Un discorso a parte merita il vino, per il suo forte valore simbolico, ma anche sostanziale. Secondo la Camera di Commercio Italo-Russa la predilezione dei consumatori russi per il vino italiano, in cui Verona e il Triveneto in generale giocano un ruolo rilevante, è confermata dai numeri. Nel 2019 l’Italia è stato il primo fornitore, con 302 milioni di export (+14,1% sul 2018 e una quota di mercato vicina al 30%). Un export che non ha subito cali nemmeno nel periodo del Covid: nel 2020 abbiamo esportato vini per 293 milioni e nei primi sette mesi del 2021 la crescita è stata del 24%. In generale i rossi raccolgono circa il 50% del consumo, gli spumanti il 25% e i bianchi il 20% circa. Un appuntamento cui consumatori russi di certo sperano di non dover rinunciare, visto che ci riconoscono alta qualità e apprezzano questo simbolo di stile di vita italiano, sinonimo di gusto, salute, moda ed eleganza.
Allargandoci da Verona al Nord-Est, sempre nei primi nove mesi del 2021 l’export delle tre regioni del Triveneto verso la Russia ha superato i livelli del 2019, per un totale di 1,2 miliardi di euro (+4,3% sul 2019, +10,8% sul 2020), con macchinari e apparecchiature come prima voce per circa un terzo del totale. Trend anche in questo caso confermato esaminando l’area UEEA, a riprova della reattività del manifatturiero anche grazie a tecnologie green. E a proposito di investimenti diretti in Russia, l’Italia è al terzo posto in Europa con 400 aziende, sia pure staccata dai tedeschi che ne hanno aperte 2500 e dai francesi con 2500. Il valore degli investimenti italiani a Mosca era di 13 miliardi nel 2020, in netto calo negli ultimi anni: un’anticipazione di cosa potrebbe succedere con sanzioni ancora più rigide?
Oltre alle misure di tipo industriale e tecnologico si attende infatti a breve il pacchetto di sanzioni che l’Unione Europea deciderà contro la Russia. Potrebbero essere presi di mira i responsabili politici dell’offensiva, ma anche, anticipa la UE, “le banche che finanziano le operazioni militari nei territori e la capacità della Russia di accedere a mercati, servizi finanziari e capitali Ue, per limitare il finanziamento delle politiche aggressive”. E intanto, mentre Putin assicura che la Russia intende “continuare la fornitura ininterrotta di risorse ai mercati globali, compreso il gas naturale”, il cancelliere tedesco Scholz dice che la Germania intende interrompere il processo di certificazione del gasdotto Nord Stream 2. Il risultato sarebbe un pesantissimo aumento che danneggerebbe l’economia europea, italiana e veronese, in larga parte dipendenti dal gas russo.

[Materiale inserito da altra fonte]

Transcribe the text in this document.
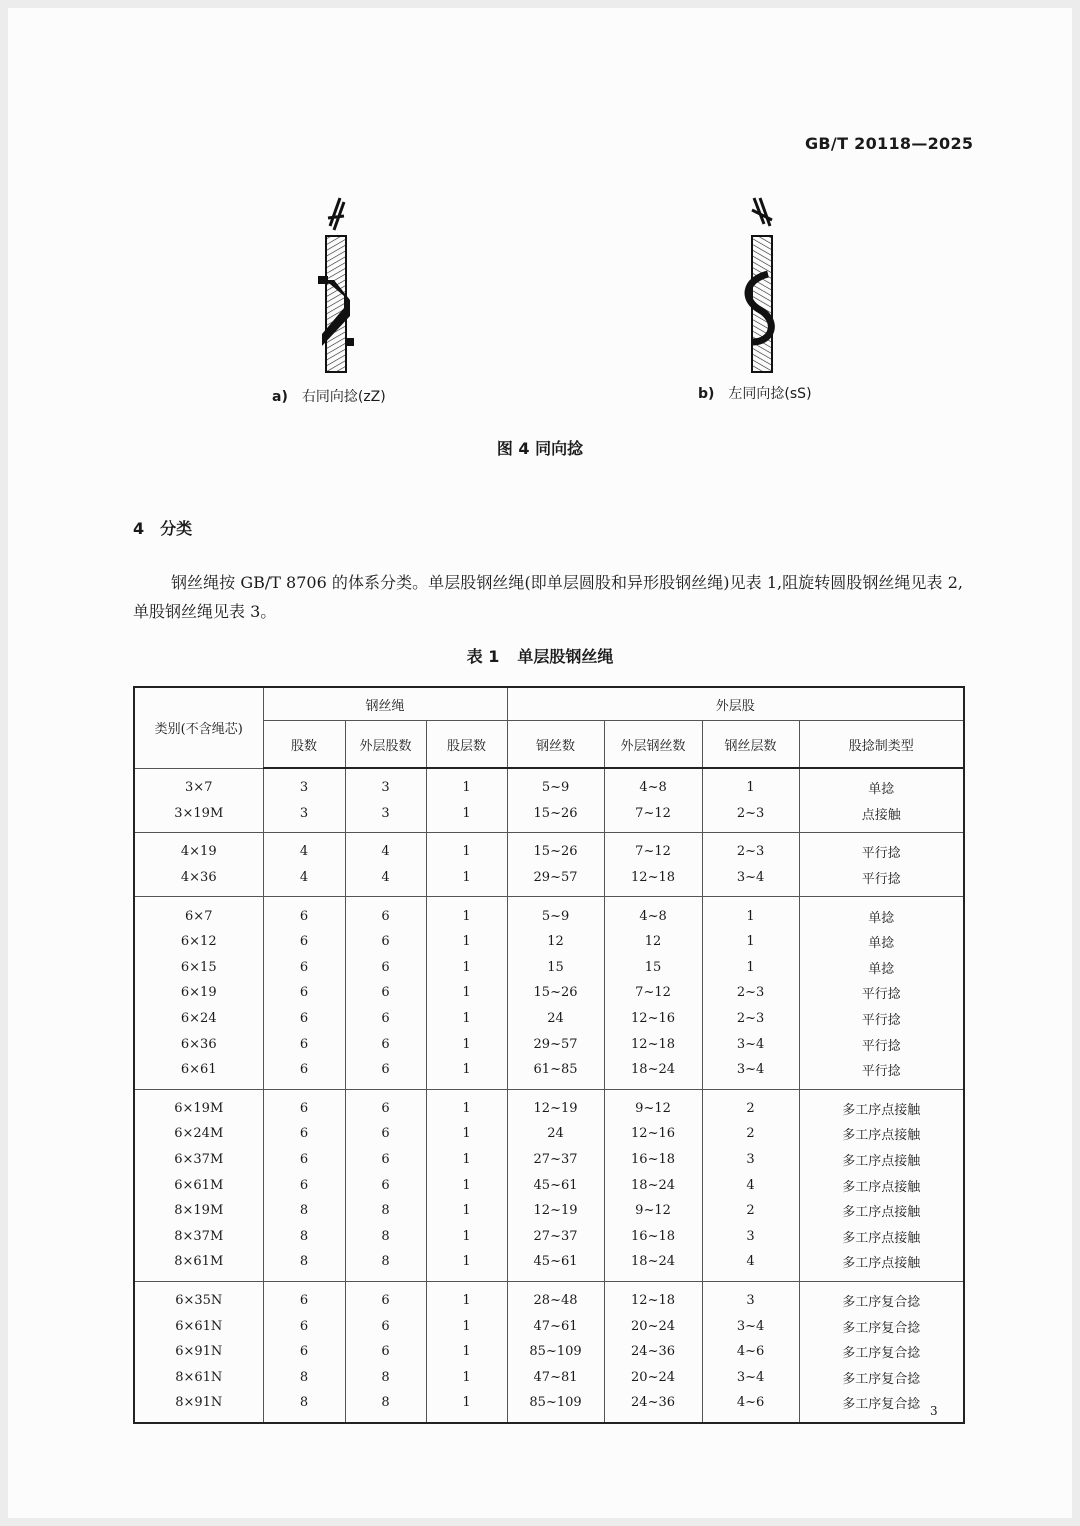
GB/T 20118—2025
a) 右同向捻(zZ)	b) 左同向捻(sS)
图 4 同向捻
4 分类
钢丝绳按 GB/T 8706 的体系分类。单层股钢丝绳(即单层圆股和异形股钢丝绳)见表 1,阻旋转圆股钢丝绳见表 2,单股钢丝绳见表 3。
表 1 单层股钢丝绳
类别(不含绳芯)	钢丝绳			外层股			
	股数	外层股数	股层数	钢丝数	外层钢丝数	钢丝层数	股捻制类型
3×7	3	3	1	5~9	4~8	1	单捻
3×19M	3	3	1	15~26	7~12	2~3	点接触
4×19	4	4	1	15~26	7~12	2~3	平行捻
4×36	4	4	1	29~57	12~18	3~4	平行捻
6×7	6	6	1	5~9	4~8	1	单捻
6×12	6	6	1	12	12	1	单捻
6×15	6	6	1	15	15	1	单捻
6×19	6	6	1	15~26	7~12	2~3	平行捻
6×24	6	6	1	24	12~16	2~3	平行捻
6×36	6	6	1	29~57	12~18	3~4	平行捻
6×61	6	6	1	61~85	18~24	3~4	平行捻
6×19M	6	6	1	12~19	9~12	2	多工序点接触
6×24M	6	6	1	24	12~16	2	多工序点接触
6×37M	6	6	1	27~37	16~18	3	多工序点接触
6×61M	6	6	1	45~61	18~24	4	多工序点接触
8×19M	8	8	1	12~19	9~12	2	多工序点接触
8×37M	8	8	1	27~37	16~18	3	多工序点接触
8×61M	8	8	1	45~61	18~24	4	多工序点接触
6×35N	6	6	1	28~48	12~18	3	多工序复合捻
6×61N	6	6	1	47~61	20~24	3~4	多工序复合捻
6×91N	6	6	1	85~109	24~36	4~6	多工序复合捻
8×61N	8	8	1	47~81	20~24	3~4	多工序复合捻
8×91N	8	8	1	85~109	24~36	4~6	多工序复合捻 3
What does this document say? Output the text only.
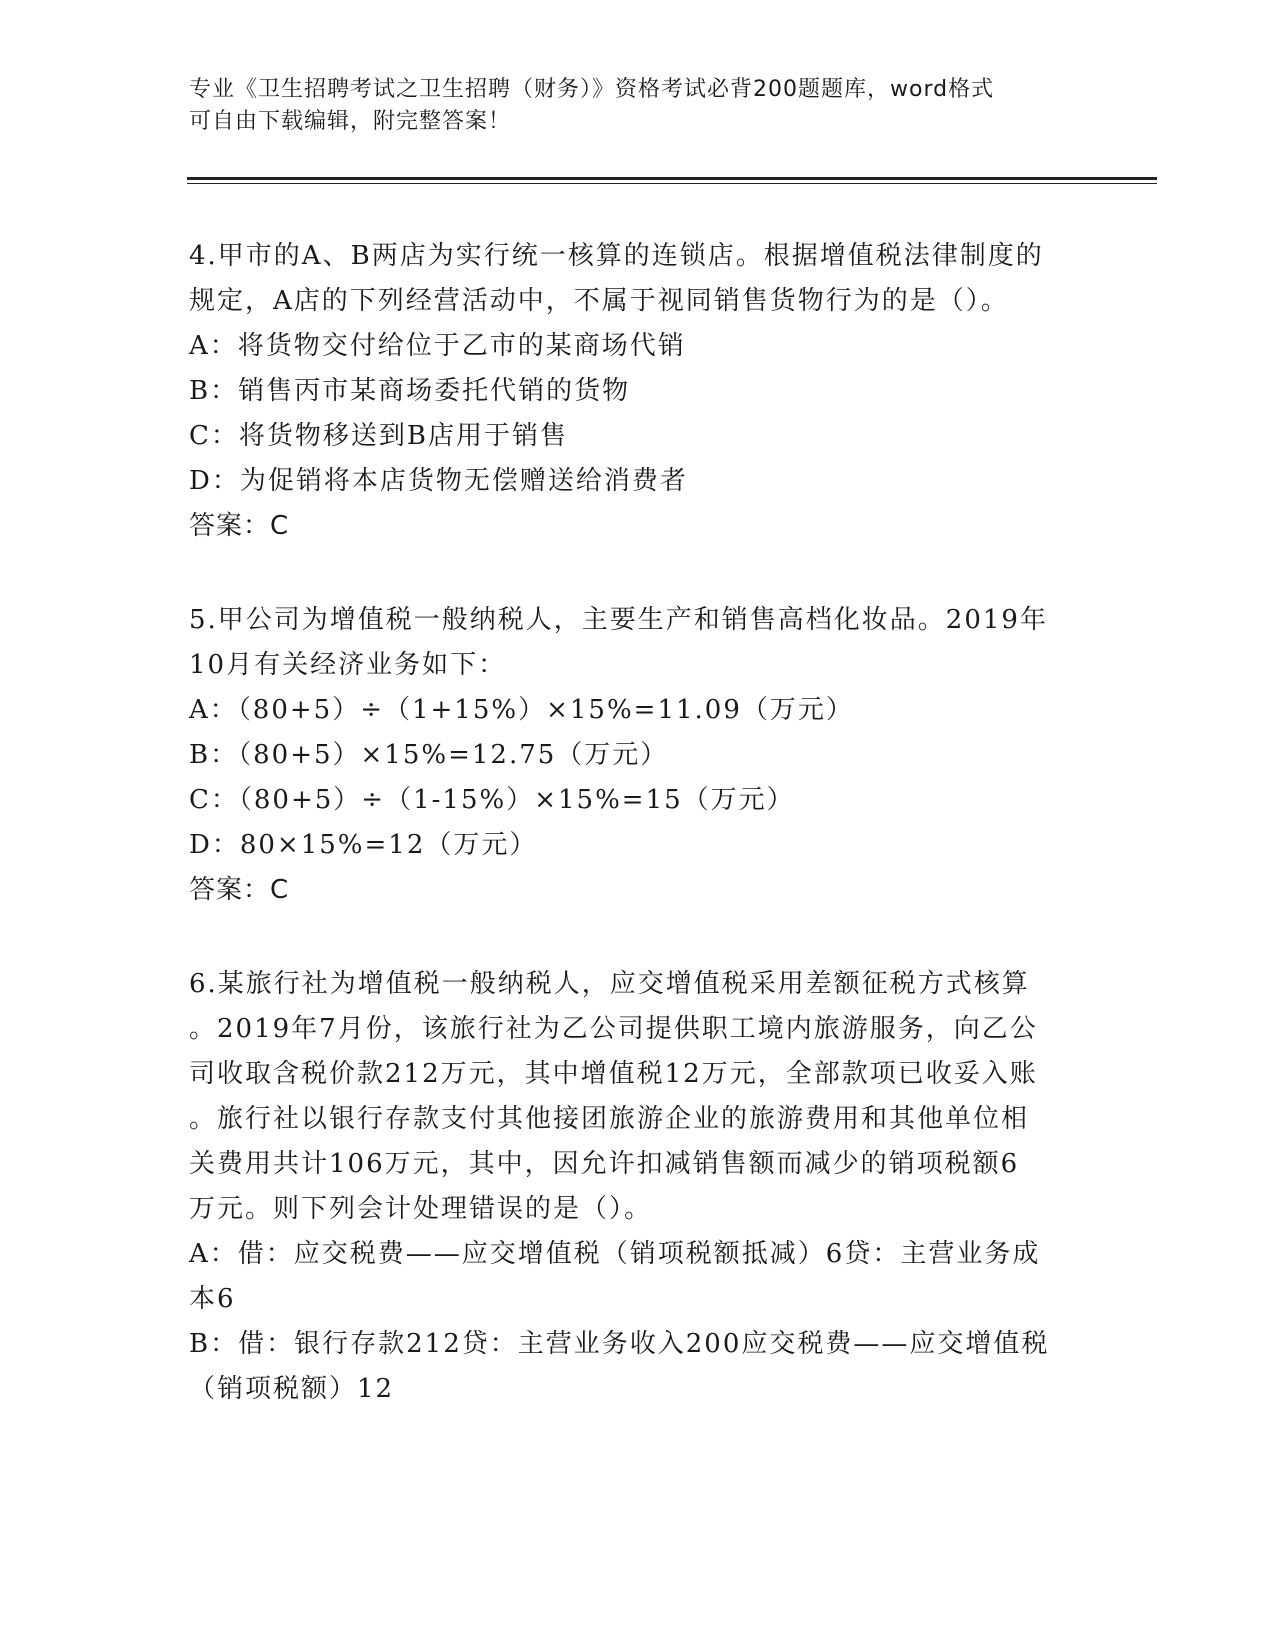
专业《卫生招聘考试之卫生招聘（财务）》资格考试必背200题题库，word格式
可自由下载编辑，附完整答案！
4.甲市的A、B两店为实行统一核算的连锁店。根据增值税法律制度的
规定，A店的下列经营活动中，不属于视同销售货物行为的是（）。
A：将货物交付给位于乙市的某商场代销
B：销售丙市某商场委托代销的货物
C：将货物移送到B店用于销售
D：为促销将本店货物无偿赠送给消费者
答案：C
5.甲公司为增值税一般纳税人，主要生产和销售高档化妆品。2019年
10月有关经济业务如下：
A：（80+5）÷（1+15%）×15%=11.09（万元）
B：（80+5）×15%=12.75（万元）
C：（80+5）÷（1-15%）×15%=15（万元）
D：80×15%=12（万元）
答案：C
6.某旅行社为增值税一般纳税人，应交增值税采用差额征税方式核算
。2019年7月份，该旅行社为乙公司提供职工境内旅游服务，向乙公
司收取含税价款212万元，其中增值税12万元，全部款项已收妥入账
。旅行社以银行存款支付其他接团旅游企业的旅游费用和其他单位相
关费用共计106万元，其中，因允许扣减销售额而减少的销项税额6
万元。则下列会计处理错误的是（）。
A：借：应交税费——应交增值税（销项税额抵减）6贷：主营业务成
本6
B：借：银行存款212贷：主营业务收入200应交税费——应交增值税
（销项税额）12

Gas che meno di un anno fa costava poco più di 25 euro per produrre un megawattora e oggi sfiora i 200 euro.
La crisi ucraina amplifica il boom dei costi energetici e rappresenta “un ulteriore fattore critico per le imprese manifatturiere veronesi strette nella tenaglia di aumento dei prezzi delle bollette e dei carburanti, difficoltà di reperimento di materie prime e di personale, lunghi tempi di consegna e aumento dei costi del trasporto via container”, sintetizza Roberto Iraci Sareri, presidente di Confartigianato Imprese Verona. “Un peggioramento delle tensioni potrebbe dare il colpo finale con un ulteriore rialzo delle borse elettriche e del gas. Non si può più ragionare solo in termini di ristori, ma del futuro energetico del Paese”.